Recipe Description: {{ recipe.description }}

Recipe Ingredients:
{% for item in recipe.ingredients -%}
- {{ item.quantity }} {{ item.unit }} {{ item.name }}
{% endfor %}
Recipe steps:
{% for step in recipe.steps -%}
- {{ step }}
{% endfor %}

I then ask the user for voice input and instruct the LLM to make modifications to the recipe according to the user’s instructions:

modifications = get_voice_input(w)
new_recipe = llm.make_modifications(modifications, recipe)
# use the same parsing as before to turn unstructured recipe into pydantic class
recipe = parse_recipe(new_recipe)

I can then write out the new recipe, and the user can look in their live Hugo view to see if it looks good:

There are some cases where the LLM will make modifications too aggressively or it’s just easier for me to make these changes manually.
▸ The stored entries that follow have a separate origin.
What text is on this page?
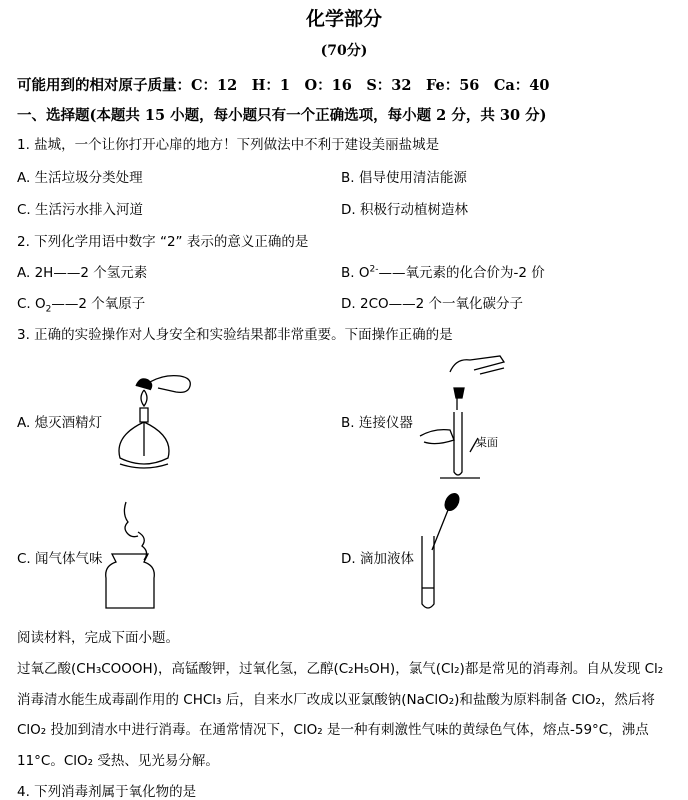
化学部分
(70分)
可能用到的相对原子质量：C：12　H：1　O：16　S：32　Fe：56　Ca：40
一、选择题(本题共 15 小题，每小题只有一个正确选项，每小题 2 分，共 30 分)
1. 盐城，一个让你打开心扉的地方！下列做法中不利于建设美丽盐城是
A. 生活垃圾分类处理	B. 倡导使用清洁能源
C. 生活污水排入河道	D. 积极行动植树造林
2. 下列化学用语中数字 “2” 表示的意义正确的是
A. 2H——2 个氢元素	B. $O^{2-}——$氧元素的化合价为-2 价
C. $O_2——2$ 个氧原子	D. 2CO——2 个一氧化碳分子
3. 正确的实验操作对人身安全和实验结果都非常重要。下面操作正确的是
A. 熄灭酒精灯	B. 连接仪器
C. 闻气体气味	D. 滴加液体
桌面
阅读材料，完成下面小题。
过氧乙酸(CH₃COOOH)，高锰酸钾，过氧化氢，乙醇(C₂H₅OH)，氯气(Cl₂)都是常见的消毒剂。自从发现 Cl₂
消毒清水能生成毒副作用的 CHCl₃ 后，自来水厂改成以亚氯酸钠(NaClO₂)和盐酸为原料制备 ClO₂，然后将
ClO₂ 投加到清水中进行消毒。在通常情况下，ClO₂ 是一种有刺激性气味的黄绿色气体，熔点-59°C，沸点
11°C。ClO₂ 受热、见光易分解。
4. 下列消毒剂属于氧化物的是
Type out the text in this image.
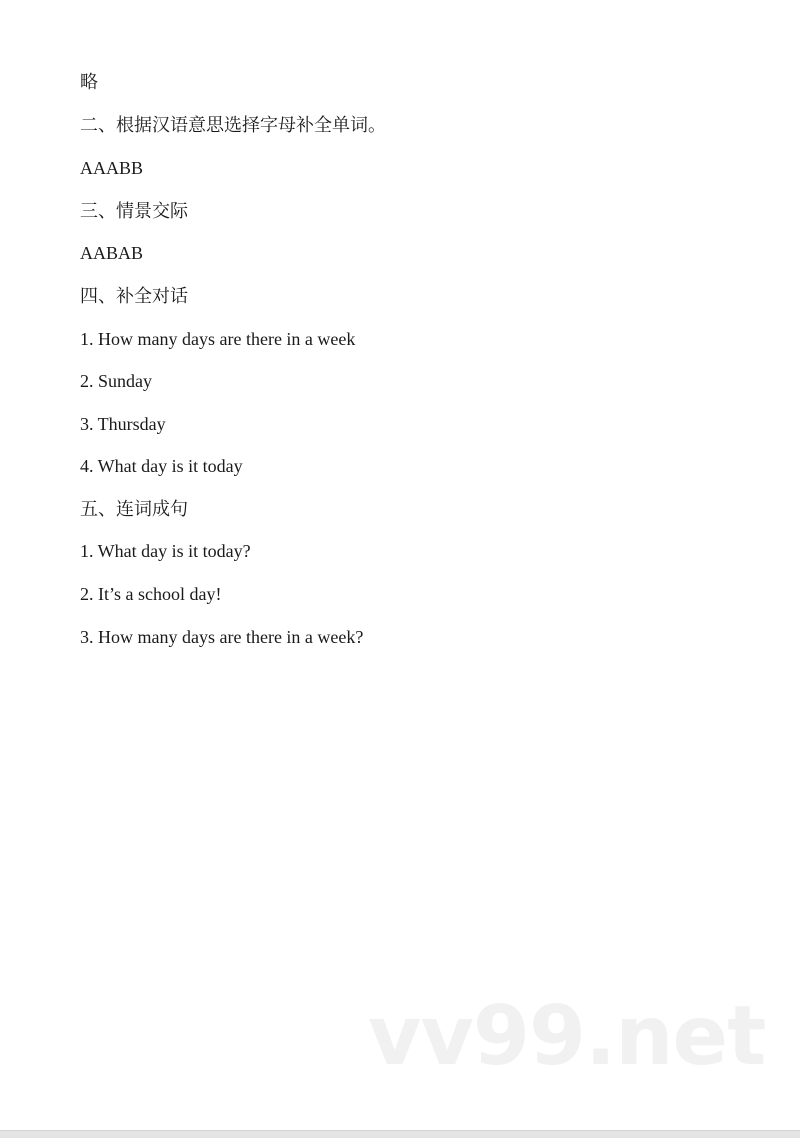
略
二、根据汉语意思选择字母补全单词。
AAABB
三、情景交际
AABAB
四、补全对话
1. How many days are there in a week
2. Sunday
3. Thursday
4. What day is it today
五、连词成句
1. What day is it today?
2. It’s a school day!
3. How many days are there in a week?
vv99.net
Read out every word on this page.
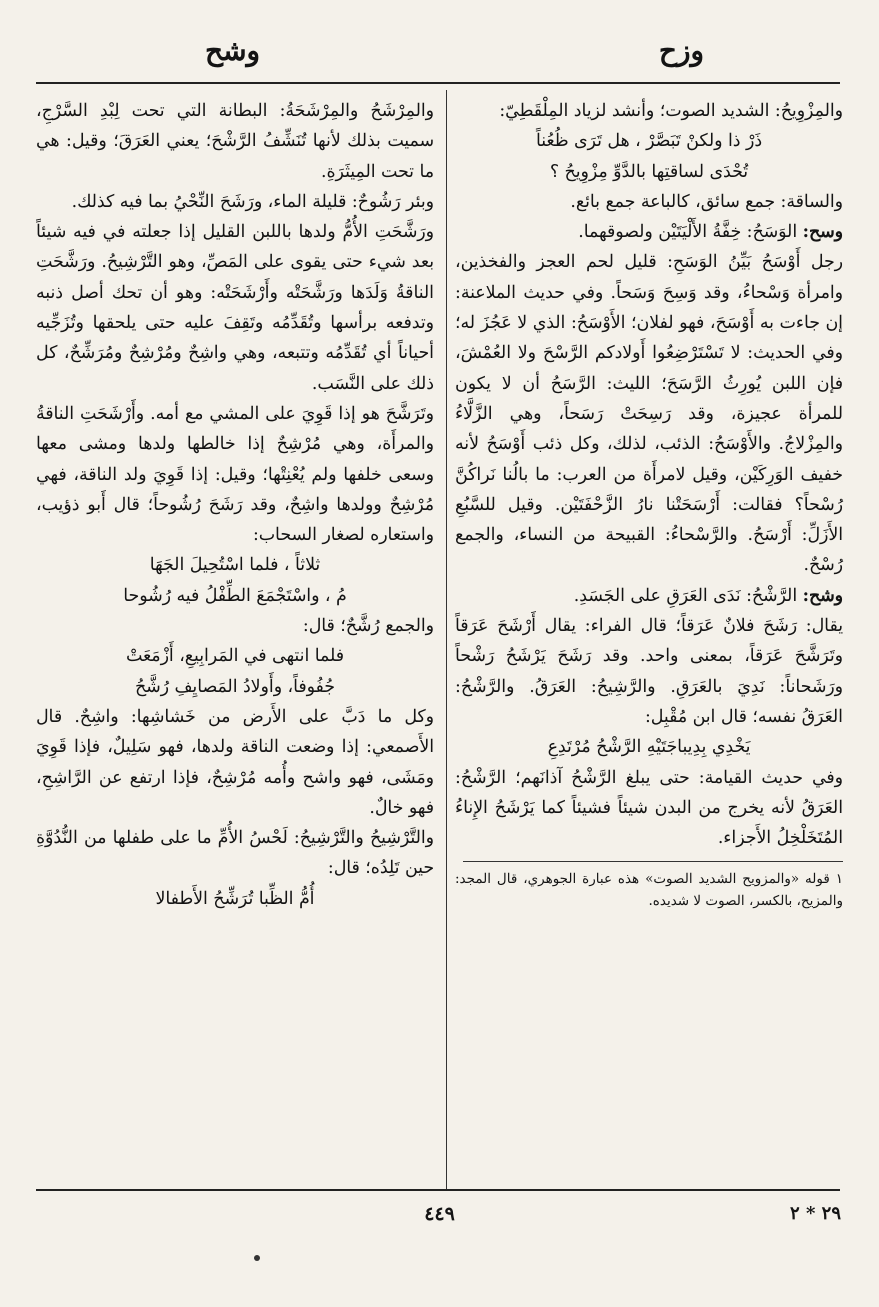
وزح
وشح

والمِزْوِيحُ: الشديد الصوت؛ وأنشد لزياد المِلْقَطِيّ:

ذَرْ ذا ولكنْ تَبَصَّرْ ، هل تَرَى ظُعُناً

تُحْدَى لساقتِها بالدَّوِّ مِزْوِيحُ ؟

والساقة: جمع سائق، كالباعة جمع بائع.

وسح: الوَسَحُ: خِفَّةُ الأَلْيَتَيْن ولصوقهما.

رجل أَوْسَحُ بَيِّنُ الوَسَحِ: قليل لحم العجز والفخذين، وامرأة وَسْحاءُ، وقد وَسِحَ وَسَحاً. وفي حديث الملاعنة: إن جاءت به أَوْسَحَ، فهو لفلان؛ الأَوْسَحُ: الذي لا عَجُزَ له؛ وفي الحديث: لا تَسْتَرْضِعُوا أَولادكم الرَّسْحَ ولا العُمْشَ، فإن اللبن يُورِثُ الرَّسَحَ؛ الليث: الرَّسَحُ أن لا يكون للمرأة عجيزة، وقد رَسِحَتْ رَسَحاً، وهي الزَّلَّاءُ والمِزْلاجُ. والأَوْسَحُ: الذئب، لذلك، وكل ذئب أَوْسَحُ لأنه خفيف الوَرِكَيْن، وقيل لامرأَة من العرب: ما بالُنا نَراكُنَّ رُسْحاً؟ فقالت: أَرْسَحَتْنا نارُ الزَّحْفَتَيْن. وقيل للسَّبُعِ الأَزَلِّ: أَرْسَحُ. والرَّسْحاءُ: القبيحة من النساء، والجمع رُسْحٌ.

وشح: الرَّشْحُ: نَدَى العَرَقِ على الجَسَدِ.

يقال: رَشَحَ فلانٌ عَرَقاً؛ قال الفراء: يقال أَرْشَحَ عَرَقاً وتَرَشَّحَ عَرَقاً، بمعنى واحد. وقد رَشَحَ يَرْشَحُ رَشْحاً ورَشَحاناً: نَدِيَ بالعَرَقِ. والرَّشِيحُ: العَرَقُ. والرَّشْحُ: العَرَقُ نفسه؛ قال ابن مُقْبِل:

يَخْدِي بِدِيباجَتَيْهِ الرَّشْحُ مُرْتَدِعِ

وفي حديث القيامة: حتى يبلغ الرَّشْحُ آذانَهم؛ الرَّشْحُ: العَرَقُ لأنه يخرج من البدن شيئاً فشيئاً كما يَرْشَحُ الإِناءُ المُتَخَلْخِلُ الأَجزاء.

١ قوله «والمزويح الشديد الصوت» هذه عبارة الجوهري، قال المجد: والمزيح، بالكسر، الصوت لا شديده.

والمِرْشَحُ والمِرْشَحَةُ: البطانة التي تحت لِبْدِ السَّرْجِ، سميت بذلك لأنها تُنَشِّفُ الرَّشْحَ؛ يعني العَرَقَ؛ وقيل: هي ما تحت المِيثَرَةِ.

وبئر رَشُوحٌ: قليلة الماء، ورَشَحَ النِّحْيُ بما فيه كذلك.

ورَشَّحَتِ الأُمُّ ولدها باللبن القليل إذا جعلته في فيه شيئاً بعد شيء حتى يقوى على المَصِّ، وهو التَّرْشِيحُ. ورَشَّحَتِ الناقةُ وَلَدَها ورَشَّحَتْه وأَرْشَحَتْه: وهو أن تحك أصل ذنبه وتدفعه برأسها وتُقَدِّمُه وتَقِفَ عليه حتى يلحقها وتُزَجِّيه أحياناً أي تُقَدِّمُه وتتبعه، وهي واشِحٌ ومُرْشِحٌ ومُرَشِّحٌ، كل ذلك على النَّسَب.

وتَرَشَّحَ هو إذا قَوِيَ على المشي مع أمه. وأَرْشَحَتِ الناقةُ والمرأَة، وهي مُرْشِحٌ إذا خالطها ولدها ومشى معها وسعى خلفها ولم يُعْنِتْها؛ وقيل: إذا قَوِيَ ولد الناقة، فهي مُرْشِحٌ وولدها واشِحٌ، وقد رَشَحَ رُشُوحاً؛ قال أَبو ذؤيب، واستعاره لصغار السحاب:

ثلاثاً ، فلما اسْتُحِيلَ الجَهَا

مُ ، واسْتَجْمَعَ الطِّفْلُ فيه رُشُوحا

والجمع رُشَّحٌ؛ قال:

فلما انتهى في المَرابِيعِ، أَزْمَعَتْ

جُفُوفاً، وأَولادُ المَصايِفِ رُشَّحُ

وكل ما دَبَّ على الأَرض من خَشاشِها: واشِحٌ. قال الأَصمعي: إذا وضعت الناقة ولدها، فهو سَلِيلٌ، فإذا قَوِيَ ومَشَى، فهو واشح وأُمه مُرْشِحٌ، فإذا ارتفع عن الرَّاشِحِ، فهو خالٌ.

والتَّرْشِيحُ والتَّرْشِيحُ: لَحْسُ الأُمِّ ما على طفلها من النُّدُوَّةِ حين تَلِدُه؛ قال:

أُمُّ الظِّبا تُرَشِّحُ الأَطفالا

٤٤٩	٢٩ * ٢
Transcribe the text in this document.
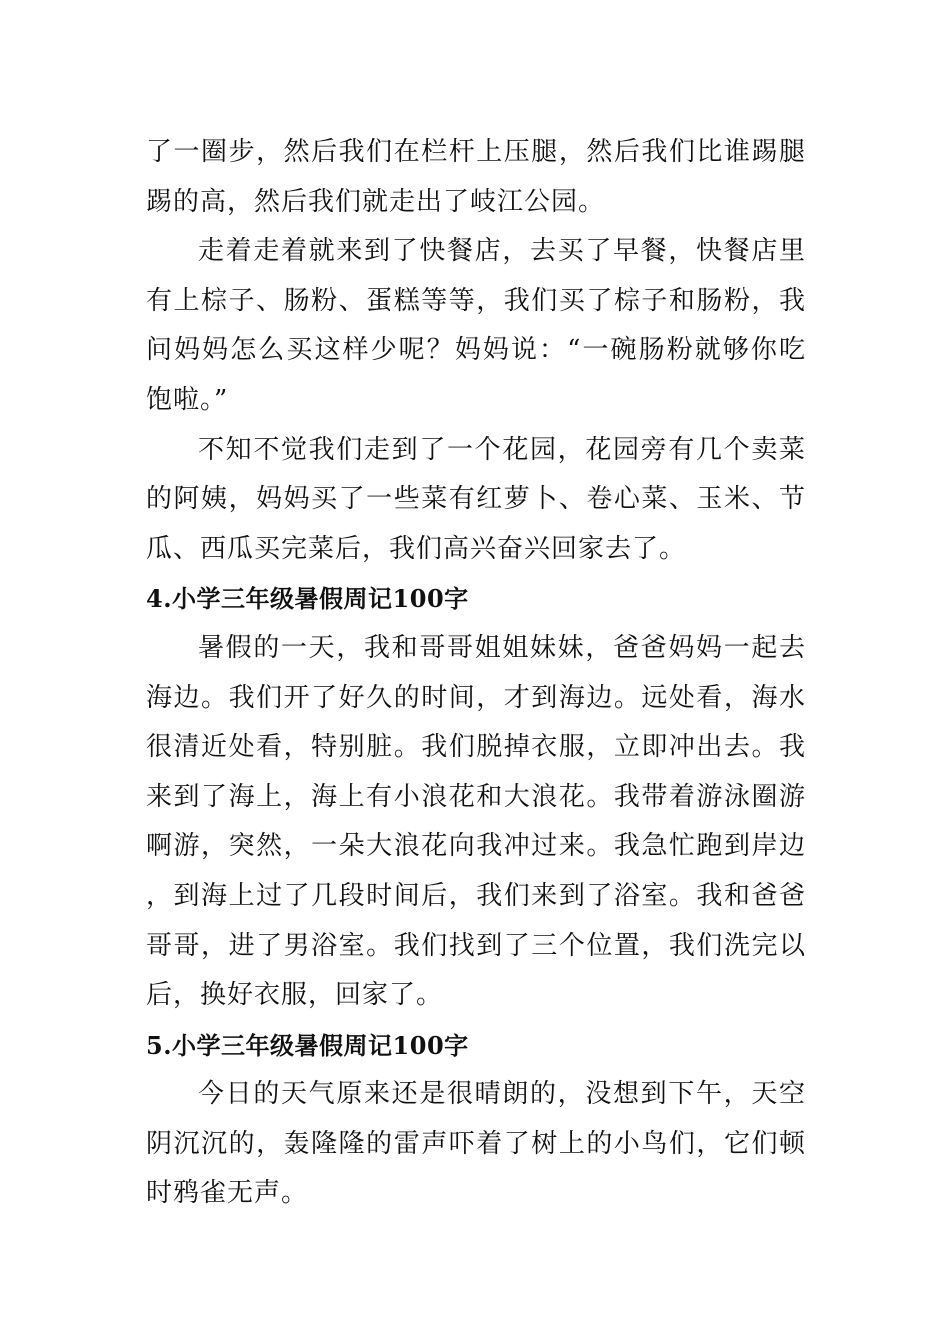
了一圈步，然后我们在栏杆上压腿，然后我们比谁踢腿踢的高，然后我们就走出了岐江公园。

走着走着就来到了快餐店，去买了早餐，快餐店里有上棕子、肠粉、蛋糕等等，我们买了棕子和肠粉，我问妈妈怎么买这样少呢？妈妈说：“一碗肠粉就够你吃饱啦。”

不知不觉我们走到了一个花园，花园旁有几个卖菜的阿姨，妈妈买了一些菜有红萝卜、卷心菜、玉米、节瓜、西瓜买完菜后，我们高兴奋兴回家去了。

4.小学三年级暑假周记100字

暑假的一天，我和哥哥姐姐妹妹，爸爸妈妈一起去海边。我们开了好久的时间，才到海边。远处看，海水很清近处看，特别脏。我们脱掉衣服，立即冲出去。我来到了海上，海上有小浪花和大浪花。我带着游泳圈游啊游，突然，一朵大浪花向我冲过来。我急忙跑到岸边，到海上过了几段时间后，我们来到了浴室。我和爸爸哥哥，进了男浴室。我们找到了三个位置，我们洗完以后，换好衣服，回家了。

5.小学三年级暑假周记100字

今日的天气原来还是很晴朗的，没想到下午，天空阴沉沉的，轰隆隆的雷声吓着了树上的小鸟们，它们顿时鸦雀无声。
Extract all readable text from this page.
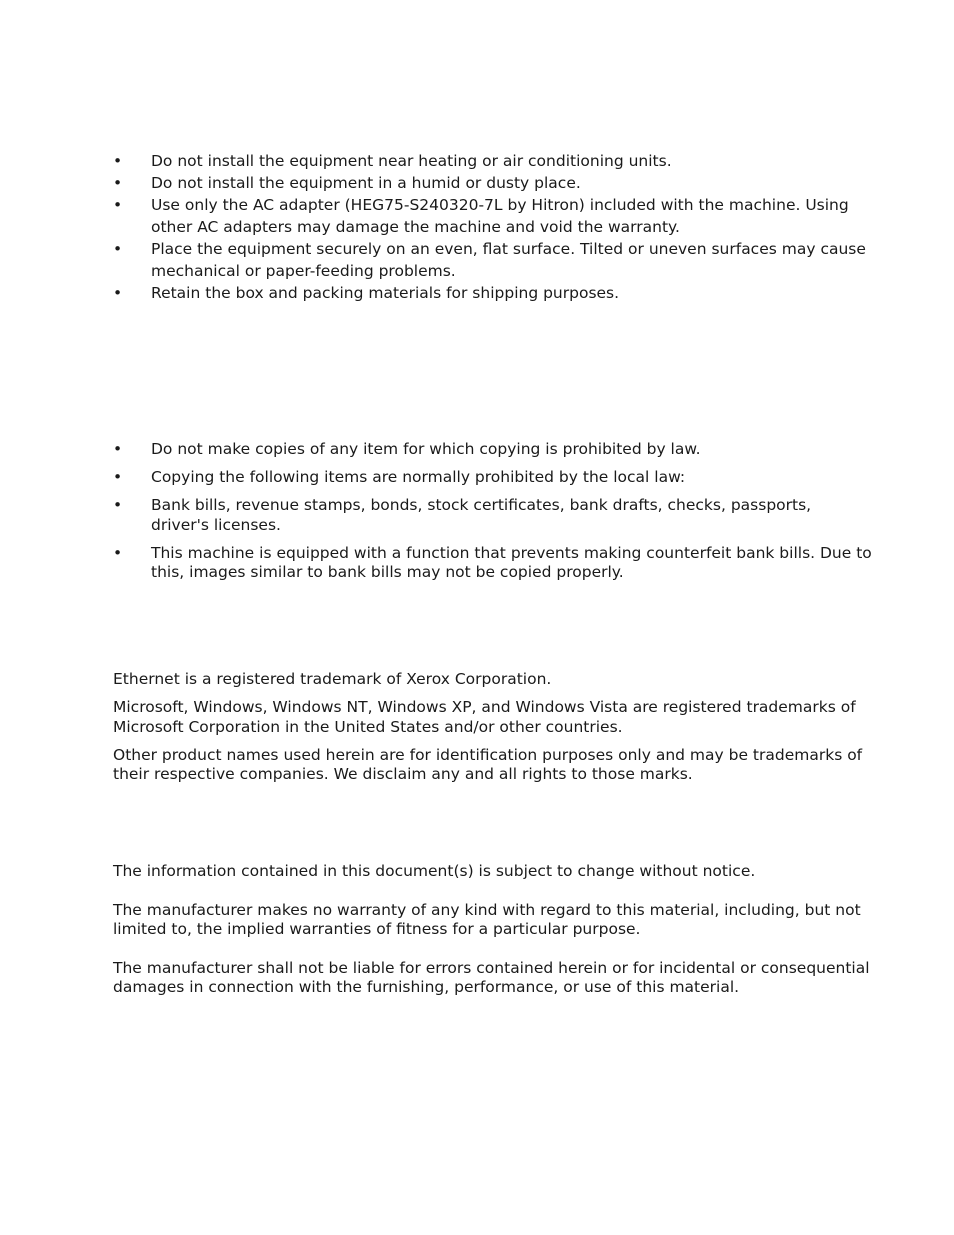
•	Do not install the equipment near heating or air conditioning units.
•	Do not install the equipment in a humid or dusty place.
•	Use only the AC adapter (HEG75-S240320-7L by Hitron) included with the machine. Using other AC adapters may damage the machine and void the warranty.
•	Place the equipment securely on an even, flat surface. Tilted or uneven surfaces may cause mechanical or paper-feeding problems.
•	Retain the box and packing materials for shipping purposes.
•	Do not make copies of any item for which copying is prohibited by law.
•	Copying the following items are normally prohibited by the local law:
•	Bank bills, revenue stamps, bonds, stock certificates, bank drafts, checks, passports, driver's licenses.
•	This machine is equipped with a function that prevents making counterfeit bank bills. Due to this, images similar to bank bills may not be copied properly.

Ethernet is a registered trademark of Xerox Corporation.

Microsoft, Windows, Windows NT, Windows XP, and Windows Vista are registered trademarks of Microsoft Corporation in the United States and/or other countries.

Other product names used herein are for identification purposes only and may be trademarks of their respective companies. We disclaim any and all rights to those marks.

The information contained in this document(s) is subject to change without notice.

The manufacturer makes no warranty of any kind with regard to this material, including, but not limited to, the implied warranties of fitness for a particular purpose.

The manufacturer shall not be liable for errors contained herein or for incidental or consequential damages in connection with the furnishing, performance, or use of this material.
For these cases, I open up a vim buffer with the recipe and allow the user to make whatever changes they wish. I use the LLM to parse the required info out the same as before.

  • Dictate a recipe using my voice
  • Have an LLM generate a nicely-formatted recipe
  • Put that recipe on my website
  • Dictate any modifications I want to make and have them reflected in the recipe.

Conclusion

This tool was a ton of fun to build and taught me to think more precisely about how to use LLMs. I really believe that the current assistant/agent-focused discourse is pretty misguided. While assistant applications may come into the mainstream, I think that in the near term, LLMs will be useful as tools to get jobs done rather than agents to replace humans.

Local LLM epilogue

I’ve been playing around with local LLMs a lot as well. They are not even close to GPT quality, but they’re getting better every day. Hopefully Llama 2’s commercial license will open the floodgates.

With grammar based sampling being merged into llama.cpp, I think we’re a JSON-trained model away from being able implement function calling locally. Some have already taken a stab at it, and I have high hopes for restricted sampling being the key to eeking out better performance from local models.

At some point in the future, I’d like to rip out the OpenAI calls here and replace them with a local model. That would be sweet.